Родился он ориентировочно 27 мая 1895 года{62} (плюс-минус год) на Среднем Западе. Скорее всего, Фрэнк Ласалль — не настоящее его имя, однако можно с уверенностью утверждать, что имя это франкоканадское. Однажды он упомянул, что родителей его звали Фрэнк Паттерсон и Нора Лаплант{63}. В другой раз указал их имена как «Фрэнк Ласалль и Нора Джонсон». До этого указывал имя матери как «Нора Коулман-Белл». Родом он был то ли из Индианаполиса, то ли из Чикаго; семья перебралась из Монреаля на Средний Запад, когда Фрэнку не было и пяти лет.
Ранние годы его покрыты туманом; лишь в 1923 году появляется упоминание о нем в газетах и тюремных регистрационных книгах — как о человеке молодом, но при этом выдававшем себя за гораздо более зрелого.

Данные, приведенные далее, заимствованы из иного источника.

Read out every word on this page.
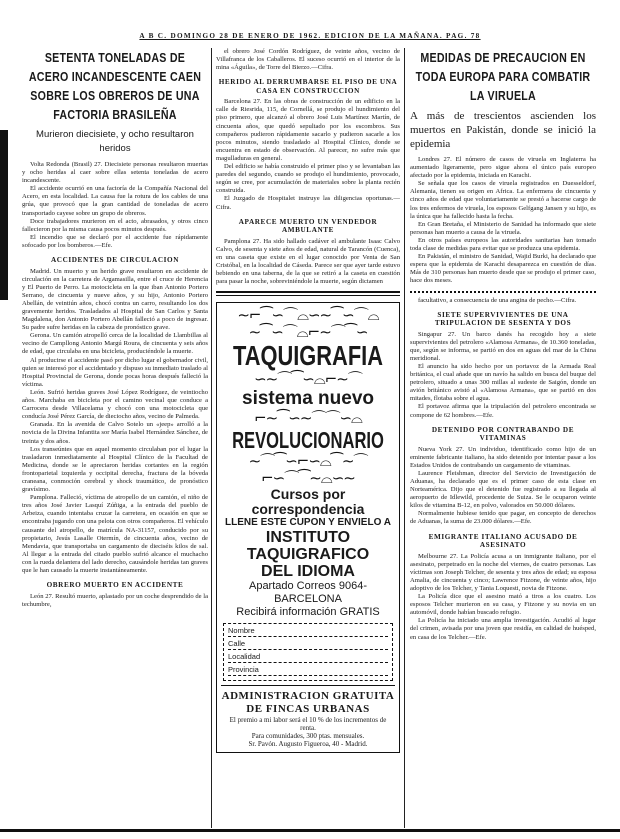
A B C. DOMINGO 28 DE ENERO DE 1962. EDICION DE LA MAÑANA. PAG. 78
SETENTA TONELADAS DE ACERO INCANDESCENTE CAEN SOBRE LOS OBREROS DE UNA FACTORIA BRASILEÑA
Murieron diecisiete, y ocho resultaron heridos

Volta Redonda (Brasil) 27. Diecisiete personas resultaron muertas y ocho heridas al caer sobre ellas setenta toneladas de acero incandescente.

El accidente ocurrió en una factoría de la Compañía Nacional del Acero, en esta localidad. La causa fue la rotura de los cables de una grúa, que provocó que la gran cantidad de toneladas de acero transportado cayese sobre un grupo de obreros.

Doce trabajadores murieron en el acto, abrasados, y otros cinco fallecieron por la misma causa pocos minutos después.

El incendio que se declaró por el accidente fue rápidamente sofocado por los bomberos.—Efe.

ACCIDENTES DE CIRCULACION

Madrid. Un muerto y un herido grave resultaron en accidente de circulación en la carretera de Argamasilla, entre el cruce de Herencia y El Puerto de Perro. La motocicleta en la que iban Antonio Portero Serrano, de cincuenta y nueve años, y su hijo, Antonio Portero Abellán, de veintiún años, chocó contra un carro, resultando los dos gravemente heridos. Trasladados al Hospital de San Carlos y Santa Magdalena, don Antonio Portero Abellán falleció a poco de ingresar. Su padre sufre heridas en la cabeza de pronóstico grave.

Gerona. Un camión atropelló cerca de la localidad de Llambillas al vecino de Campllong Antonio Margú Roura, de cincuenta y seis años de edad, que circulaba en una bicicleta, produciéndole la muerte.

Al producirse el accidente pasó por dicho lugar el gobernador civil, quien se interesó por el accidentado y dispuso su inmediato traslado al Hospital Provincial de Gerona, donde pocas horas después falleció la víctima.

León. Sufrió heridas graves José López Rodríguez, de veintiocho años. Marchaba en bicicleta por el camino vecinal que conduce a Carrocera desde Villacelama y chocó con una motocicleta que conducía José Pérez García, de dieciocho años, vecino de Palmeda.

Granada. En la avenida de Calvo Sotelo un «jeep» arrolló a la novicia de la Divina Infantita sor María Isabel Hernández Sánchez, de treinta y dos años.

Los transeúntes que en aquel momento circulaban por el lugar la trasladaron inmediatamente al Hospital Clínico de la Facultad de Medicina, donde se le apreciaron heridas cortantes en la región frontoparietal izquierda y occipital derecha, fractura de la bóveda craneana, conmoción cerebral y shock traumático, de pronóstico gravísimo.

Pamplona. Falleció, víctima de atropello de un camión, el niño de tres años José Javier Lasquí Zúñiga, a la entrada del pueblo de Arbeiza, cuando intentaba cruzar la carretera, en ocasión en que se encontraba jugando con una pelota con otros compañeros. El vehículo causante del atropello, de matrícula NA-31157, conducido por su propietario, Jesús Lasalle Otermín, de cincuenta años, vecino de Mendavia, que transportaba un cargamento de dieciséis kilos de sal. Al llegar a la entrada del citado pueblo sufrió alcance el muchacho con la rueda delantera del lado derecho, causándole heridas tan graves que le han causado la muerte instantáneamente.

OBRERO MUERTO EN ACCIDENTE

León 27. Resultó muerto, aplastado por un coche desprendido de la techumbre,

el obrero José Cordón Rodríguez, de veinte años, vecino de Villafranca de los Caballeros. El suceso ocurrió en el interior de la mina «Águila», de Torre del Bierzo.—Cifra.

HERIDO AL DERRUMBARSE EL PISO DE UNA CASA EN CONSTRUCCION

Barcelona 27. En las obras de construcción de un edificio en la calle de Riesrida, 115, de Cornellá, se produjo el hundimiento del piso primero, que alcanzó al obrero José Luis Martínez Martín, de cincuenta años, que quedó sepultado por los escombros. Sus compañeros pudieron rápidamente sacarlo y pudieron sacarle a los pocos minutos, siendo trasladado al Hospital Clínico, donde se encuentra en estado de observación. Al parecer, no sufre más que magulladuras en general.

Del edificio se había construido el primer piso y se levantaban las paredes del segundo, cuando se produjo el hundimiento, provocado, según se cree, por acumulación de materiales sobre la planta recién construida.

El Juzgado de Hospitalet instruye las diligencias oportunas.—Cifra.

APARECE MUERTO UN VENDEDOR AMBULANTE

Pamplona 27. Ha sido hallado cadáver el ambulante Isaac Calvo Calvo, de sesenta y siete años de edad, natural de Tarancón (Cuenca), en una caseta que existe en el lugar conocido por Venta de San Cristóbal, en la localidad de Cáseda. Parece ser que ayer tarde estuvo bebiendo en una taberna, de la que se retiró a la caseta en cuestión para pasar la noche, sobreviniéndole la muerte, según dictamen

∼⌐⁀∽⌒⌓∽∼⁀∽⌒⌓
∼⁀∽⌒⌓⌐∼⌒⁀∽
TAQUIGRAFIA
∽∼⌒⁀∽⌓⌐∼⌒
sistema nuevo
⌐∼⁀∽∼⌒⌒∽⌓
REVOLUCIONARIO
∼⌒⁀∽⌐∽⌓⁀∼⌒
⌐∽⌒⁀∼⌓∽∼
Cursos por correspondencia
LLENE ESTE CUPON Y ENVIELO A
INSTITUTO TAQUIGRAFICO
DEL IDIOMA
Apartado Correos 9064-BARCELONA
Recibirá información GRATIS
Nombre
Calle
Localidad
Provincia
ADMINISTRACION GRATUITA
DE FINCAS URBANAS
El premio a mi labor será el 10 % de los incrementos de renta.
Para comunidades, 300 ptas. mensuales.
Sr. Pavón. Augusto Figueroa, 40 - Madrid.
MEDIDAS DE PRECAUCION EN TODA EUROPA PARA COMBATIR LA VIRUELA
A más de trescientos ascienden los muertos en Pakistán, donde se inició la epidemia

Londres 27. El número de casos de viruela en Inglaterra ha aumentado ligeramente, pero sigue ahora el único país europeo afectado por la epidemia, iniciada en Karachi.

Se señala que los casos de viruela registrados en Duesseldorf, Alemania, tienen su origen en Africa. La enfermera de cincuenta y cinco años de edad que voluntariamente se prestó a hacerse cargo de los tres enfermos de viruela, los esposos Gelfgang Jansen y su hijo, es la única que ha fallecido hasta la fecha.

En Gran Bretaña, el Ministerio de Sanidad ha informado que siete personas han muerto a causa de la viruela.

En otros países europeos las autoridades sanitarias han tomado toda clase de medidas para evitar que se produzca una epidemia.

En Pakistán, el ministro de Sanidad, Wajid Burki, ha declarado que espera que la epidemia de Karachi desaparezca en cuestión de días. Más de 310 personas han muerto desde que se produjo el primer caso, hace dos meses.

facultativo, a consecuencia de una angina de pecho.—Cifra.

SIETE SUPERVIVIENTES DE UNA TRIPULACION DE SESENTA Y DOS

Singapur 27. Un barco danés ha recogido hoy a siete supervivientes del petrolero «Alamosa Armana», de 10.360 toneladas, que, según se informa, se partió en dos en aguas del mar de la China meridional.

El anuncio ha sido hecho por un portavoz de la Armada Real británica, el cual añade que un navío ha salido en busca del buque del petrolero, situado a unas 300 millas al sudeste de Saigón, donde un avión británico avistó al «Alamosa Armana», que se partió en dos mitades, flotaba sobre el agua.

El portavoz afirma que la tripulación del petrolero encontrada se compone de 62 hombres.—Efe.

DETENIDO POR CONTRABANDO DE VITAMINAS

Nueva York 27. Un individuo, identificado como hijo de un eminente fabricante italiano, ha sido detenido por intentar pasar a los Estados Unidos de contrabando un cargamento de vitaminas.

Laurence Fleishman, director del Servicio de Investigación de Aduanas, ha declarado que es el primer caso de esta clase en Norteamérica. Dijo que el detenido fue registrado a su llegada al aeropuerto de Idlewild, procedente de Suiza. Se le ocuparon veinte kilos de vitamina B-12, en polvo, valorados en 50.000 dólares.

Normalmente hubiese tenido que pagar, en concepto de derechos de Aduanas, la suma de 23.000 dólares.—Efe.

EMIGRANTE ITALIANO ACUSADO DE ASESINATO

Melbourne 27. La Policía acusa a un inmigrante italiano, por el asesinato, perpetrado en la noche del viernes, de cuatro personas. Las víctimas son Joseph Telcher, de sesenta y tres años de edad; su esposa Amalia, de cincuenta y cinco; Lawrence Fitzone, de veinte años, hijo adoptivo de los Telcher, y Tania Loquesti, novia de Fitzone.

La Policía dice que el asesino mató a tiros a los cuatro. Los esposos Telcher murieron en su casa, y Fitzone y su novia en un automóvil, donde habían buscado refugio.

La Policía ha iniciado una amplia investigación. Acudió al lugar del crimen, avisada por una joven que residía, en calidad de huésped, en casa de los Telcher.—Efe.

В те годы он звался Фрэнком Кэмпбеллом; лет ему было якобы сорок-сорок пять. «Кэмпбеллом» Ласалль назвался явно неспроста: под столь распространенной фамилией удобно обстряпывать грязные делишки, да так, что никто и внимания не обратит. Но и под чужой фамилией Фрэнк оставался верен себе: жить в ладах с законом оказалось выше его сил. Он нелегально торговал спиртным. Он обналичивал поддельные чеки. Он даже был главой шайки угонщиков, которая орудовала «во всех крупных городах Америки», по сообщению Pittsburgh Press.